Assistant professor Russell Witte, an expert on ultrasound technology, serves as the project’s principal investigator. His ABI technique utilizes ultrasound waves, which pass through the skull where they interact with electrical and chemical pulses and provide measurements of the activity. The researchers can obtain the measurements without placing electrodes inside the patient’s skull.
Other noninvasive imaging techniques, like MRI, suffer from poor resolution and cannot penetrate as deep as ultrasound waves.
“We don’t have any non-invasive imaging techniques that can get down to any kind of detailed resolution that is close to the common behaviors that we have and the fast activities in the brain,” Witte said. “Although ABI may not be the ultimate solution, it is a much better possible solution than what is currently available.”
ABI technology can shed a clearer light on where abnormal brain activity originates and how those parts of the brain behave. Witte believes ABI will impact the treatment of a variety of medical conditions.
“There’s an unlimited number of applications, such as epilepsy, looking at depression and being able to recommend treatments. This technique could be helpful to visualize patterns within the brains on suffering individuals,” Witte said.
For example, ABI could help neurosurgeons identify areas of a patient’s brain responsible for epileptic seizures so they can remove them.
Stephen Cowen, an assistant professor of psychology at University of Arizona, believes ABI has much to offer the world of psychological research as well.

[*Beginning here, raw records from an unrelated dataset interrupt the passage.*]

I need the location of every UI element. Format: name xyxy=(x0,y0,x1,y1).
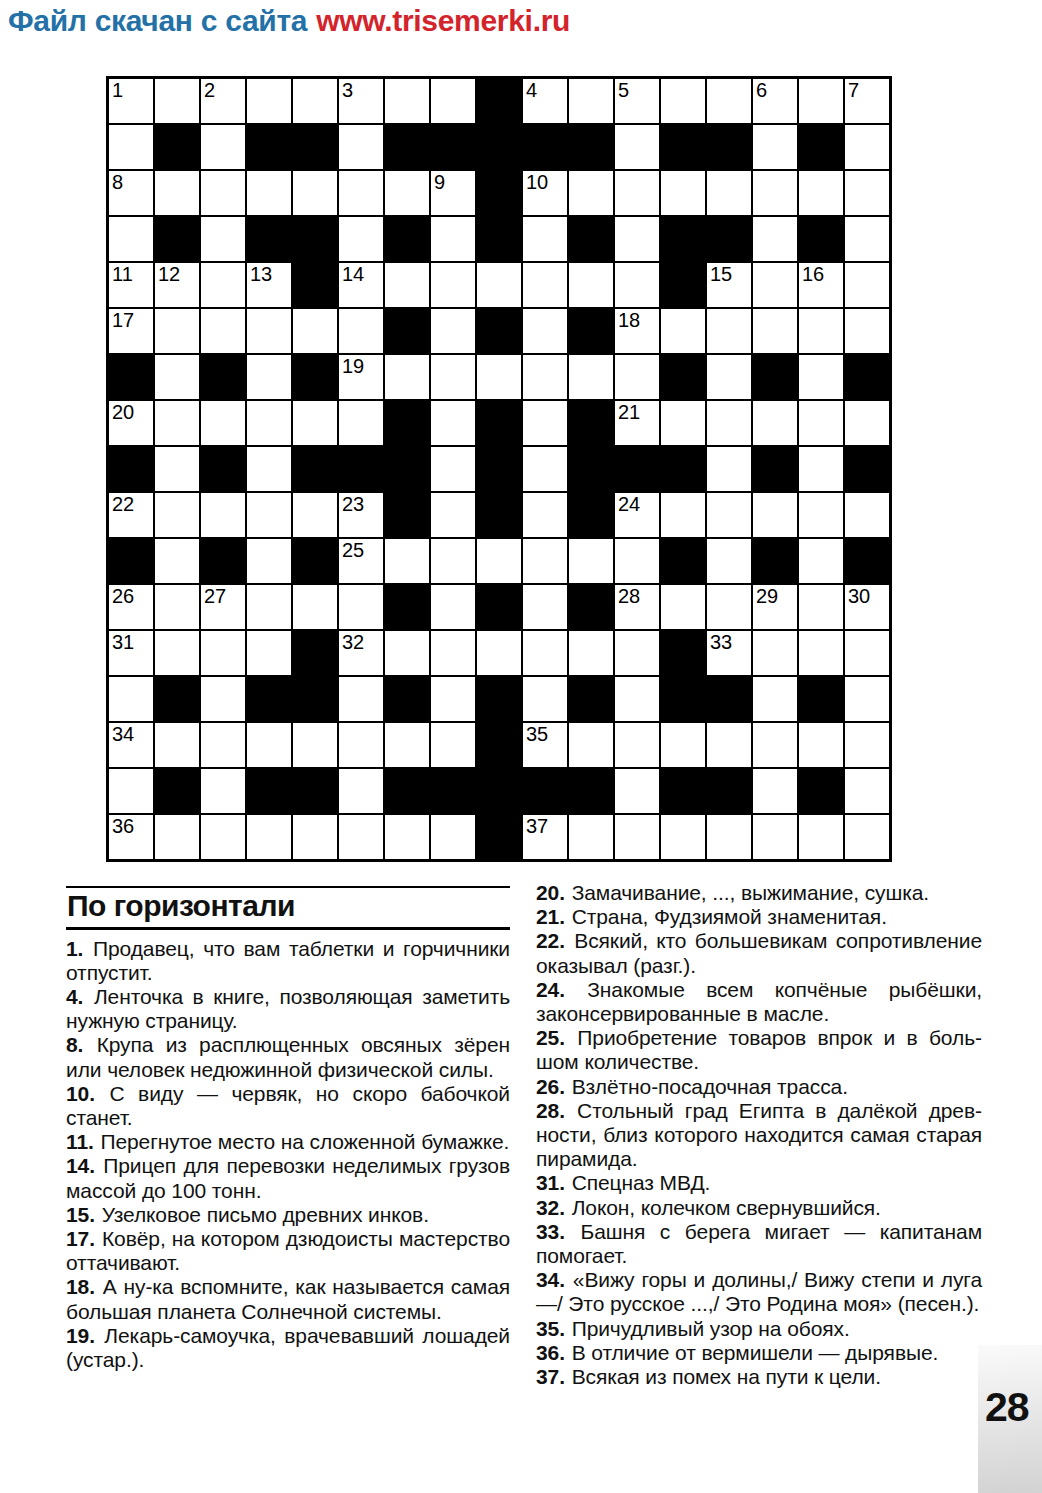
clue-number: 35. xyxy=(536,1317,566,1340)
white-cell[interactable]: 36 xyxy=(109,815,153,859)
white-cell[interactable] xyxy=(431,217,475,261)
black-cell xyxy=(569,585,613,629)
white-cell[interactable] xyxy=(845,493,889,537)
white-cell[interactable] xyxy=(661,585,705,629)
white-cell[interactable] xyxy=(707,815,751,859)
white-cell[interactable]: 22 xyxy=(109,493,153,537)
clue-11: 11. Перегнутое место на сложенной бу­маж… xyxy=(66,1130,510,1154)
black-cell xyxy=(569,769,613,813)
white-cell[interactable]: 20 xyxy=(109,401,153,445)
white-cell[interactable] xyxy=(339,815,383,859)
black-cell xyxy=(155,125,199,169)
white-cell[interactable]: 32 xyxy=(339,631,383,675)
white-cell[interactable]: 5 xyxy=(615,79,659,123)
white-cell[interactable] xyxy=(201,677,245,721)
white-cell[interactable] xyxy=(431,539,475,583)
white-cell[interactable] xyxy=(523,631,567,675)
clues-column-left: По горизонтали 1. Продавец, что вам табл… xyxy=(66,886,510,1372)
white-cell[interactable] xyxy=(293,815,337,859)
white-cell[interactable] xyxy=(753,493,797,537)
white-cell[interactable] xyxy=(293,585,337,629)
clue-35: 35. Причудливый узор на обоях. xyxy=(536,1317,982,1341)
white-cell[interactable]: 11 xyxy=(109,263,153,307)
black-cell xyxy=(569,125,613,169)
white-cell[interactable] xyxy=(523,447,567,491)
white-cell[interactable] xyxy=(523,493,567,537)
clue-number: 33. xyxy=(536,1220,566,1243)
white-cell[interactable] xyxy=(661,815,705,859)
white-cell[interactable] xyxy=(707,585,751,629)
cell-number: 12 xyxy=(158,264,180,284)
clue-36: 36. В отличие от вермишели — дырявые. xyxy=(536,1341,982,1365)
white-cell[interactable] xyxy=(523,263,567,307)
white-cell[interactable] xyxy=(753,723,797,767)
white-cell[interactable] xyxy=(201,171,245,215)
white-cell[interactable]: 4 xyxy=(523,79,567,123)
white-cell[interactable] xyxy=(661,79,705,123)
white-cell[interactable] xyxy=(385,815,429,859)
black-cell xyxy=(523,125,567,169)
white-cell[interactable] xyxy=(385,631,429,675)
cell-number: 15 xyxy=(710,264,732,284)
clue-33: 33. Башня с берега мигает — капитанам по… xyxy=(536,1220,982,1268)
white-cell[interactable] xyxy=(845,631,889,675)
white-cell[interactable] xyxy=(569,79,613,123)
white-cell[interactable] xyxy=(339,217,383,261)
black-cell xyxy=(477,493,521,537)
white-cell[interactable] xyxy=(339,401,383,445)
white-cell[interactable] xyxy=(247,171,291,215)
black-cell xyxy=(155,769,199,813)
white-cell[interactable] xyxy=(431,631,475,675)
white-cell[interactable] xyxy=(431,79,475,123)
white-cell[interactable] xyxy=(247,493,291,537)
black-cell xyxy=(845,355,889,399)
header-prefix-text: Файл скачан с сайта xyxy=(8,4,307,37)
white-cell[interactable] xyxy=(201,493,245,537)
white-cell[interactable] xyxy=(247,539,291,583)
white-cell[interactable] xyxy=(385,539,429,583)
clue-number: 17. xyxy=(66,1227,96,1250)
white-cell[interactable]: 19 xyxy=(339,355,383,399)
white-cell[interactable] xyxy=(615,723,659,767)
white-cell[interactable] xyxy=(293,723,337,767)
cell-number: 1 xyxy=(112,80,123,100)
white-cell[interactable] xyxy=(845,171,889,215)
white-cell[interactable]: 28 xyxy=(615,585,659,629)
white-cell[interactable] xyxy=(753,263,797,307)
clue-list-right: 20. Замачивание, ..., выжимание, сушка.2… xyxy=(536,881,982,1389)
white-cell[interactable]: 16 xyxy=(799,263,843,307)
white-cell[interactable] xyxy=(615,677,659,721)
white-cell[interactable] xyxy=(109,217,153,261)
white-cell[interactable] xyxy=(569,171,613,215)
white-cell[interactable] xyxy=(339,309,383,353)
white-cell[interactable]: 17 xyxy=(109,309,153,353)
white-cell[interactable]: 18 xyxy=(615,309,659,353)
clue-number: 28. xyxy=(536,1099,566,1122)
white-cell[interactable] xyxy=(799,309,843,353)
cell-number: 31 xyxy=(112,632,134,652)
black-cell xyxy=(293,263,337,307)
crossword-grid: 1234567891011121314151617181920212223242… xyxy=(106,76,892,862)
cell-number: 23 xyxy=(342,494,364,514)
cell-number: 33 xyxy=(710,632,732,652)
white-cell[interactable] xyxy=(431,401,475,445)
clue-number: 37. xyxy=(536,1365,566,1388)
clue-31: 31. Спецназ МВД. xyxy=(536,1171,982,1195)
clue-21: 21. Страна, Фудзиямой знаменитая. xyxy=(536,905,982,929)
white-cell[interactable] xyxy=(385,171,429,215)
clue-number: 24. xyxy=(536,978,566,1001)
white-cell[interactable] xyxy=(155,493,199,537)
white-cell[interactable] xyxy=(799,401,843,445)
black-cell xyxy=(615,447,659,491)
white-cell[interactable] xyxy=(569,723,613,767)
black-cell xyxy=(385,677,429,721)
black-cell xyxy=(293,125,337,169)
white-cell[interactable] xyxy=(799,355,843,399)
white-cell[interactable]: 23 xyxy=(339,493,383,537)
white-cell[interactable] xyxy=(431,493,475,537)
cell-number: 9 xyxy=(434,172,445,192)
white-cell[interactable] xyxy=(799,171,843,215)
cell-number: 16 xyxy=(802,264,824,284)
white-cell[interactable] xyxy=(155,171,199,215)
cell-number: 11 xyxy=(112,264,133,284)
black-cell xyxy=(477,79,521,123)
white-cell[interactable] xyxy=(707,447,751,491)
white-cell[interactable] xyxy=(477,355,521,399)
white-cell[interactable] xyxy=(615,355,659,399)
white-cell[interactable] xyxy=(523,677,567,721)
white-cell[interactable] xyxy=(293,171,337,215)
white-cell[interactable] xyxy=(661,401,705,445)
black-cell xyxy=(247,677,291,721)
white-cell[interactable] xyxy=(845,723,889,767)
white-cell[interactable] xyxy=(477,539,521,583)
white-cell[interactable] xyxy=(247,815,291,859)
white-cell[interactable] xyxy=(201,263,245,307)
white-cell[interactable] xyxy=(523,217,567,261)
white-cell[interactable] xyxy=(845,815,889,859)
white-cell[interactable] xyxy=(615,539,659,583)
black-cell xyxy=(477,447,521,491)
white-cell[interactable] xyxy=(247,309,291,353)
black-cell xyxy=(799,769,843,813)
cell-number: 21 xyxy=(618,402,640,422)
white-cell[interactable] xyxy=(707,723,751,767)
white-cell[interactable] xyxy=(293,401,337,445)
black-cell xyxy=(477,125,521,169)
black-cell xyxy=(247,217,291,261)
white-cell[interactable] xyxy=(615,263,659,307)
black-cell xyxy=(477,769,521,813)
black-cell xyxy=(661,263,705,307)
white-cell[interactable] xyxy=(753,217,797,261)
white-cell[interactable] xyxy=(247,355,291,399)
white-cell[interactable]: 24 xyxy=(615,493,659,537)
white-cell[interactable] xyxy=(845,769,889,813)
white-cell[interactable] xyxy=(615,815,659,859)
white-cell[interactable] xyxy=(615,171,659,215)
white-cell[interactable] xyxy=(339,585,383,629)
clue-number: 21. xyxy=(536,905,566,928)
white-cell[interactable] xyxy=(661,723,705,767)
white-cell[interactable] xyxy=(799,447,843,491)
cell-number: 24 xyxy=(618,494,640,514)
clue-number: 8. xyxy=(66,1033,84,1056)
white-cell[interactable] xyxy=(201,125,245,169)
white-cell[interactable] xyxy=(753,631,797,675)
black-cell xyxy=(799,125,843,169)
white-cell[interactable] xyxy=(799,539,843,583)
white-cell[interactable] xyxy=(477,263,521,307)
black-cell xyxy=(293,539,337,583)
white-cell[interactable] xyxy=(799,723,843,767)
white-cell[interactable]: 25 xyxy=(339,539,383,583)
clue-28: 28. Стольный град Египта в далёкой древ­… xyxy=(536,1099,982,1172)
white-cell[interactable] xyxy=(707,79,751,123)
white-cell[interactable] xyxy=(431,677,475,721)
white-cell[interactable] xyxy=(201,815,245,859)
white-cell[interactable] xyxy=(155,631,199,675)
white-cell[interactable] xyxy=(339,723,383,767)
white-cell[interactable]: 9 xyxy=(431,171,475,215)
black-cell xyxy=(201,447,245,491)
cell-number: 7 xyxy=(848,80,859,100)
white-cell[interactable] xyxy=(155,401,199,445)
white-cell[interactable] xyxy=(707,171,751,215)
black-cell xyxy=(707,769,751,813)
white-cell[interactable] xyxy=(247,79,291,123)
black-cell xyxy=(523,769,567,813)
white-cell[interactable]: 13 xyxy=(247,263,291,307)
white-cell[interactable] xyxy=(431,263,475,307)
white-cell[interactable] xyxy=(753,171,797,215)
white-cell[interactable] xyxy=(385,355,429,399)
white-cell[interactable] xyxy=(339,171,383,215)
white-cell[interactable] xyxy=(799,79,843,123)
clue-number: 36. xyxy=(536,1341,566,1364)
white-cell[interactable] xyxy=(615,217,659,261)
white-cell[interactable] xyxy=(707,401,751,445)
white-cell[interactable] xyxy=(385,263,429,307)
black-cell xyxy=(799,217,843,261)
white-cell[interactable] xyxy=(339,677,383,721)
white-cell[interactable] xyxy=(247,723,291,767)
white-cell[interactable] xyxy=(155,447,199,491)
white-cell[interactable]: 31 xyxy=(109,631,153,675)
white-cell[interactable] xyxy=(247,631,291,675)
black-cell xyxy=(201,539,245,583)
white-cell[interactable] xyxy=(799,631,843,675)
white-cell[interactable] xyxy=(201,309,245,353)
white-cell[interactable] xyxy=(293,309,337,353)
white-cell[interactable] xyxy=(339,125,383,169)
white-cell[interactable]: 26 xyxy=(109,585,153,629)
white-cell[interactable] xyxy=(477,631,521,675)
white-cell[interactable] xyxy=(155,79,199,123)
white-cell[interactable]: 8 xyxy=(109,171,153,215)
white-cell[interactable] xyxy=(799,493,843,537)
white-cell[interactable] xyxy=(753,401,797,445)
white-cell[interactable] xyxy=(431,815,475,859)
white-cell[interactable] xyxy=(109,677,153,721)
clue-25: 25. Приобретение товаров впрок и в боль­… xyxy=(536,1026,982,1074)
white-cell[interactable] xyxy=(661,309,705,353)
cell-number: 20 xyxy=(112,402,134,422)
white-cell[interactable]: 2 xyxy=(201,79,245,123)
white-cell[interactable] xyxy=(293,79,337,123)
black-cell xyxy=(477,723,521,767)
white-cell[interactable] xyxy=(431,355,475,399)
white-cell[interactable] xyxy=(155,723,199,767)
white-cell[interactable] xyxy=(247,401,291,445)
white-cell[interactable] xyxy=(799,815,843,859)
clue-number: 11. xyxy=(66,1130,95,1153)
white-cell[interactable] xyxy=(707,355,751,399)
white-cell[interactable] xyxy=(293,493,337,537)
clue-19: 19. Лекарь-самоучка, врачевавший лоша­де… xyxy=(66,1324,510,1372)
white-cell[interactable] xyxy=(339,769,383,813)
cell-number: 6 xyxy=(756,80,767,100)
clues-heading: По горизонтали xyxy=(67,890,510,922)
clue-number: 19. xyxy=(66,1324,96,1347)
white-cell[interactable] xyxy=(845,309,889,353)
cell-number: 5 xyxy=(618,80,629,100)
white-cell[interactable] xyxy=(753,309,797,353)
black-cell xyxy=(569,309,613,353)
white-cell[interactable]: 14 xyxy=(339,263,383,307)
black-cell xyxy=(385,447,429,491)
clue-14: 14. Прицеп для перевозки неделимых гру­з… xyxy=(66,1154,510,1202)
white-cell[interactable]: 6 xyxy=(753,79,797,123)
black-cell xyxy=(109,539,153,583)
white-cell[interactable]: 15 xyxy=(707,263,751,307)
white-cell[interactable] xyxy=(661,493,705,537)
white-cell[interactable] xyxy=(385,723,429,767)
header-site-link[interactable]: www.trisemerki.ru xyxy=(316,4,570,37)
white-cell[interactable] xyxy=(201,631,245,675)
white-cell[interactable]: 37 xyxy=(523,815,567,859)
white-cell[interactable]: 30 xyxy=(845,585,889,629)
black-cell xyxy=(477,585,521,629)
black-cell xyxy=(477,815,521,859)
white-cell[interactable] xyxy=(155,309,199,353)
black-cell xyxy=(293,217,337,261)
white-cell[interactable] xyxy=(201,769,245,813)
white-cell[interactable] xyxy=(845,401,889,445)
white-cell[interactable] xyxy=(155,355,199,399)
white-cell[interactable] xyxy=(569,355,613,399)
white-cell[interactable]: 3 xyxy=(339,79,383,123)
white-cell[interactable] xyxy=(385,79,429,123)
white-cell[interactable] xyxy=(799,585,843,629)
clue-20: 20. Замачивание, ..., выжимание, сушка. xyxy=(536,881,982,905)
clue-number: 32. xyxy=(536,1196,566,1219)
white-cell[interactable] xyxy=(523,401,567,445)
white-cell[interactable] xyxy=(431,723,475,767)
white-cell[interactable]: 21 xyxy=(615,401,659,445)
white-cell[interactable]: 1 xyxy=(109,79,153,123)
white-cell[interactable]: 34 xyxy=(109,723,153,767)
cell-number: 37 xyxy=(526,816,548,836)
black-cell xyxy=(569,677,613,721)
white-cell[interactable] xyxy=(569,631,613,675)
white-cell[interactable] xyxy=(707,493,751,537)
cell-number: 30 xyxy=(848,586,870,606)
white-cell[interactable] xyxy=(615,125,659,169)
cell-number: 18 xyxy=(618,310,640,330)
white-cell[interactable] xyxy=(247,447,291,491)
white-cell[interactable] xyxy=(523,355,567,399)
white-cell[interactable] xyxy=(845,217,889,261)
white-cell[interactable] xyxy=(109,125,153,169)
white-cell[interactable] xyxy=(155,585,199,629)
white-cell[interactable] xyxy=(431,585,475,629)
white-cell[interactable] xyxy=(247,585,291,629)
black-cell xyxy=(293,447,337,491)
white-cell[interactable] xyxy=(201,401,245,445)
white-cell[interactable] xyxy=(201,217,245,261)
white-cell[interactable]: 29 xyxy=(753,585,797,629)
white-cell[interactable] xyxy=(569,815,613,859)
white-cell[interactable]: 7 xyxy=(845,79,889,123)
white-cell[interactable] xyxy=(431,309,475,353)
white-cell[interactable] xyxy=(569,539,613,583)
white-cell[interactable] xyxy=(753,769,797,813)
white-cell[interactable] xyxy=(155,539,199,583)
white-cell[interactable] xyxy=(845,263,889,307)
white-cell[interactable] xyxy=(753,125,797,169)
clue-17: 17. Ковёр, на котором дзюдоисты мас­терс… xyxy=(66,1227,510,1275)
page-number: 28 xyxy=(985,1384,1029,1431)
black-cell xyxy=(385,401,429,445)
white-cell[interactable] xyxy=(615,769,659,813)
clue-number: 20. xyxy=(536,881,566,904)
white-cell[interactable] xyxy=(569,263,613,307)
white-cell[interactable] xyxy=(523,585,567,629)
white-cell[interactable] xyxy=(845,125,889,169)
white-cell[interactable] xyxy=(753,677,797,721)
white-cell[interactable] xyxy=(661,171,705,215)
white-cell[interactable] xyxy=(753,815,797,859)
white-cell[interactable]: 12 xyxy=(155,263,199,307)
white-cell[interactable]: 33 xyxy=(707,631,751,675)
white-cell[interactable] xyxy=(707,309,751,353)
cell-number: 34 xyxy=(112,724,134,744)
white-cell[interactable]: 27 xyxy=(201,585,245,629)
white-cell[interactable] xyxy=(431,447,475,491)
black-cell xyxy=(385,125,429,169)
white-cell[interactable] xyxy=(523,539,567,583)
white-cell[interactable] xyxy=(523,309,567,353)
cell-number: 17 xyxy=(112,310,134,330)
white-cell[interactable]: 35 xyxy=(523,723,567,767)
clue-list-left: 1. Продавец, что вам таблетки и горчич­н… xyxy=(66,937,510,1373)
white-cell[interactable] xyxy=(155,815,199,859)
white-cell[interactable] xyxy=(707,539,751,583)
black-cell xyxy=(753,447,797,491)
white-cell[interactable] xyxy=(201,723,245,767)
black-cell xyxy=(661,539,705,583)
white-cell[interactable]: 10 xyxy=(523,171,567,215)
white-cell[interactable] xyxy=(615,631,659,675)
black-cell xyxy=(661,355,705,399)
white-cell[interactable] xyxy=(845,677,889,721)
white-cell[interactable] xyxy=(109,769,153,813)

Diagnosis and treatment of psychological disorders can be difficult to get right because of their complex and overlapping nature. The extra resolution ABI produces may help psychologists better understand spectrum disorders such as schizophrenia and autism.
“If we can find out more accurately what brain systems are disorganized or not working properly, it may help us give a more precise diagnosis of that particular patient and the needs of that patient,” Cowen said.
Cowen also said doctors could use ABI to see if medications are working properly or causing negative side effects.
In its current phase of development, ABI has been tested on gelatin brain and skull mock-ups charged with electrical currents, and Witte said the results are promising so far. The research team is moving forward with plans to expand the study to include animal testing. The goal, of course, is to eventually put ABI machines in doctors’ offices.
Before they can move on to human testing, the project must gain U.S. Food and Drug Administration approval by demonstrating their prototype device is safe and that it has a real benefit in doctors’ offices. These types of approvals can take years, but Witte said he hopes they can piggyback on the reputation of ultrasound.
“I can see the first humans being tested three years from now,” Witte said.
It is too early to determine how much the technology would cost, he said.